Annie Dillard makes me cry more tears per chapter than anyone else I know. Which one? Oh, honestly. Only one? Pilgrim at Tinker Creek for sheer terror and celebration. Try this for size:
"I am a frayed and nibbled survivor in a fallen world, and I am getting along. I am ageing and eaten and have done my share of eating too. I am not washed and beautiful, in control of a shining world in which everything fits, but instead am wandering awed about on a splintered wreck I've come to care for, whose gnawed trees breathe a delicate air, whose bloodied and scarred creatures are my dearest companions, and whose beauty beats and shines not in its imperfections but overwhelmingly in spite of them, under the wind-rent clouds, upstream and down..."

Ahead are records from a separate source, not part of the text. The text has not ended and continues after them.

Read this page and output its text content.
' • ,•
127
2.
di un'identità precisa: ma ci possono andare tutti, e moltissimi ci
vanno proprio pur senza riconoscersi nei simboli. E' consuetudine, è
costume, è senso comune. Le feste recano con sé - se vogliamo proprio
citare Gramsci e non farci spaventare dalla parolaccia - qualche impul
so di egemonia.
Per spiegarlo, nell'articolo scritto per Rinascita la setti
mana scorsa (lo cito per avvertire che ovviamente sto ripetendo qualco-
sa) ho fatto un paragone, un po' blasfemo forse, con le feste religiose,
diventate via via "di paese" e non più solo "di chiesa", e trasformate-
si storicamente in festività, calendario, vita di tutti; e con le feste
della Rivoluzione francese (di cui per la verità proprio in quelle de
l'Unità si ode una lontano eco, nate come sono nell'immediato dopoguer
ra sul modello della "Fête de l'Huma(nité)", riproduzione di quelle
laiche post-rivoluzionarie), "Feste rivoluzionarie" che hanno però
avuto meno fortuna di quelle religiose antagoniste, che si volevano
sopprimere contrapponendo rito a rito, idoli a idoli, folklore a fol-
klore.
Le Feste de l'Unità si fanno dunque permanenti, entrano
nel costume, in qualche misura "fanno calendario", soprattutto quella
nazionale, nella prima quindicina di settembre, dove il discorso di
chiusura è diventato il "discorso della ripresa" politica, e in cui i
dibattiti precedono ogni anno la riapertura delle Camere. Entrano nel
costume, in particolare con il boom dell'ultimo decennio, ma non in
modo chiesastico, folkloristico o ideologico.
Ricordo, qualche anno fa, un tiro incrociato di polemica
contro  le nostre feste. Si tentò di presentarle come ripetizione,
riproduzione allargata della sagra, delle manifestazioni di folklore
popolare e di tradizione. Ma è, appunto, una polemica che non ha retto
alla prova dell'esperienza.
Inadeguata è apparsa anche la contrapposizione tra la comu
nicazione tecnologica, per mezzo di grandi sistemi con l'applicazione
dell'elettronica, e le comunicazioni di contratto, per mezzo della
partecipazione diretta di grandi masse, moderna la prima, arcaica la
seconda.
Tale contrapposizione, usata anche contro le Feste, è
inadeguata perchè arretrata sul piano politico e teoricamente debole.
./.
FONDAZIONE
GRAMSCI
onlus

6. One book you wish you had written.
Rowan Williams, Silence and Honey Cakes. Just glorious! See a couple of posts back... What a man to have as an Archbishop. For all the brickbats flying around the poor man's head, I feel very safe in that particular pair of hands.
7. One book you wish had never been written.
Mercifully, it's long out of print, but Arnold Lunn and Garth Lean, The Cult of Softness. I don't know if I ought even to mention it, in case some religious-right hard man decides to reprint it, with a told-you-so foreword.
8. One book you are currently reading.
To make up for the fact that I'm not going to do the final question (tagging people) I'll have two here, I think! Leslie J Francis, Church Watch - Christianity in the Countryside (quite as scary as any Phil Rickman ;-) and Rowan Clare Williams' beautiful little study of the Franciscan life, A Condition of Complete Simplicity. I guess I could have put this one down under question 2, since this'll be the third or fourth time I've read it.
9. One book you've been meaning to read.
I toyed with the idea of listing one or more of the great spiritual classics I've been meaning to get around to one day before it's too late, but actually I'll be honest. I really want to read The Ambient Century: from Mahler to Moby - the Evolution of Sound in the Electronic Age by Mark Prendergast. Looks just up my street!
And that's that I think. Phew! Fascinating exercise. I only wish, Charles, that I'd done it when you tagged me... once again, sorry for the inattention!
2 comments:
I have a question, Mike: is this the same Arnold Lunn who was family friends with Sandy Irvine (of Everest fame)? As Ramierez said 'There can be only one.'
Also, thanks for the "Money Sex and Power' rec. That's right up my street.
pax et bonum,
Kelly
Yes, Kelly - Sir Arnold Lunn, the mountaineer and Catholic apologist - it is he, I'm afraid... The other guy, Garth Lean, appears to have been heavily involved with Frank Buchman, of whom he wrote an adulatory biography. To be fair, he also wrote a well-regarded biography of William Wilberforce, so I'm sorry if I sound harsh.
Hope you like Richard Foster. Interesting man - do you know his Celebration of Discipline?